Walnuts of Darkush: Dangerous picking, high costs

A young man climbs on a walnut tree to harvest its fruits in Darkush town in the northwestern Idlib region - 7 September 2022 (Enab Baladi - Mohammad Nasan Dabel)

A young man climbs on a walnut tree to harvest its fruits in Darkush town in the northwestern Idlib region - 7 September 2022 (Enab Baladi - Mohammad Nasan Dabel)


Enab Baladi – Darkush

The fertile lands and abundant waters of the northwestern town of Darkush made a suitable environment for the growth of fruit trees, most notably walnut trees, on which most of the people of the Jisr al-Shughour region depend as a main source of income.

The large sizes of walnut trees, compared to other types of fruits, made the nut season one of the secondary for the farmers of Idlib governorate as the walnut trees need a large area of ​​land, which most of the farmers of the region do not have.

Apart from the difficulty of its cultivation, the walnut crop is considered among the high-cost crops to produce, as it requires pesticides, watering, and fertilizers, in addition to labor costs when harvesting.

High costs

Walnut trees in Darkush need four to five times of pesticides annually to have a good season free from diseases and insects, the farmer Mohammad Omar told Enab Baladi.

Because of its constant need for watering, the high fuel prices increase its production costs, in addition to the high cost of harvesting, and because the walnut trees are high, their fruits are not picked but rather are shaken with large rods by specialized workers.

Omar, 56, explained that the costs of caring for one walnut tree amount to about 1000 Turkish liras (54 US dollars), including watering, fertilizers, spraying, harvesting, and peeling the fruits.

The selling prices of walnuts are considered “good,” but until the season of their sale, the farmer spends high amounts and exerts intense effort throughout the year, according to Omar, who added that “the prices before the revolution erupted in 2011 were much more than the costs of production, but this is rare today.”

Walnut is a perennial, deciduous tree, a genus of about 20 species of deciduous trees of the family Juglandaceae, native to North and South America, southern Europe, Asia, and the West Indies.

It has been transferred to countries around the Mediterranean and Europe since the time of the Romans.

The walnut is cultivated for the production of walnuts and fine, durable wood for the manufacture of luxury home furnishings.

In Syria, it is considered one of the traditional and economically important crops. Its fruit production ranks first in the Arab world (about 16,500 tons annually), and its cultivation spreads in most of the Syrian regions, especially in Eastern and Western Ghouta suburbs near Damascus and the Orontes Plain.

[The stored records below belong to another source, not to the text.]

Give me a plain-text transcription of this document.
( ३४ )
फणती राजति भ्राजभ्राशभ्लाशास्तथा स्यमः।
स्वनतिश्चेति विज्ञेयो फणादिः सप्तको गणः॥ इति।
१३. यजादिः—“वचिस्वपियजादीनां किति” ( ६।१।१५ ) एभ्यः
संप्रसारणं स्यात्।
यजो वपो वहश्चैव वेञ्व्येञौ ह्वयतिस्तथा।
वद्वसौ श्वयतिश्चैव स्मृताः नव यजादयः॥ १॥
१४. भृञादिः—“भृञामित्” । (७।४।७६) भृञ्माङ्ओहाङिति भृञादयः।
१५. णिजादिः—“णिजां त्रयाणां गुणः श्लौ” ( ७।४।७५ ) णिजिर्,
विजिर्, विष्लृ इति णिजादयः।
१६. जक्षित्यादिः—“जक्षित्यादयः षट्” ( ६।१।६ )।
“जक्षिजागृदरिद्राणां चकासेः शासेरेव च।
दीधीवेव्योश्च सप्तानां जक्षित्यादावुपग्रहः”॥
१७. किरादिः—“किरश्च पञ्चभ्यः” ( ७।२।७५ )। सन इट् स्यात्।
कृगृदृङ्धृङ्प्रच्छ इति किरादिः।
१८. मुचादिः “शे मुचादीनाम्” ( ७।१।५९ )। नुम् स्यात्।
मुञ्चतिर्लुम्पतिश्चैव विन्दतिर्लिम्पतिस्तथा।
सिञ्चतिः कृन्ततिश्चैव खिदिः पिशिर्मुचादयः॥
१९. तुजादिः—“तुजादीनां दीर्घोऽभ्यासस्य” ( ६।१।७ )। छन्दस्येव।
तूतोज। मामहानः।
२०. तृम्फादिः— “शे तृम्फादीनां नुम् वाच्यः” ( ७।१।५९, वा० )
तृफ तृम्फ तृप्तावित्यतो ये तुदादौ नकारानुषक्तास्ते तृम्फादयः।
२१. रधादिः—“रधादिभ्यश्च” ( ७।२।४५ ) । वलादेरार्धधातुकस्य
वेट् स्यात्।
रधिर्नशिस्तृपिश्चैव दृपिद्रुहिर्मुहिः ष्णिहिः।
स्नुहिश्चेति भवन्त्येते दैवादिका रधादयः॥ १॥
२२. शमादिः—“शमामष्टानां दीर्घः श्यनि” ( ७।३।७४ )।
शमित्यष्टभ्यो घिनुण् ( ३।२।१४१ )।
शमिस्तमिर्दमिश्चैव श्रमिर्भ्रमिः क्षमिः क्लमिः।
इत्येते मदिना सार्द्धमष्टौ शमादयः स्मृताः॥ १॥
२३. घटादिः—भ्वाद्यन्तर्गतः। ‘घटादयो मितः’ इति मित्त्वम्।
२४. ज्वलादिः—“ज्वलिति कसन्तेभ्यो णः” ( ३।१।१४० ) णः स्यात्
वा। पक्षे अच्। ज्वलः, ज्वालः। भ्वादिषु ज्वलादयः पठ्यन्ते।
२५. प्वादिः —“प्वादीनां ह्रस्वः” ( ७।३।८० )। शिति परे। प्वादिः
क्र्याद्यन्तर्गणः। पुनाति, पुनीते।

(Arab Encyclopedia, Britannica)

Workers’ wages do not equal risk

Picking walnuts from tall trees is dangerous since it can only be harvested by climbing and shaking.

Walnut picking is a profession that requires experience and practice, which makes it a profession with high wages from farmers’ perspective, while workers see the wages as “not equal to the danger they face.”

Hassan Jabbour, 40, a worker in walnut picking, told Enab Baladi that he has been working in this profession for 15 years, stressing its difficulty, as the height of walnut trees can reach about 25 meters.

The danger of work is also related to accidents that can occur during climbing, for which only the worker bears the responsibility, Jabbour added.

In June 2021, the directorate of plant production in the Syrian regime’s agriculture ministry estimated the production of walnuts last season at about 12,000 tons, indicating that there are 800,000 walnut trees in Syria, of which 635,000 are fruitful trees.

According to the directorate, walnut cultivation is widespread in most Syrian governorates due to the availability of environmental factors for its cultivation, and it is considered a perennial tree, as it lives from 100 to 300 years.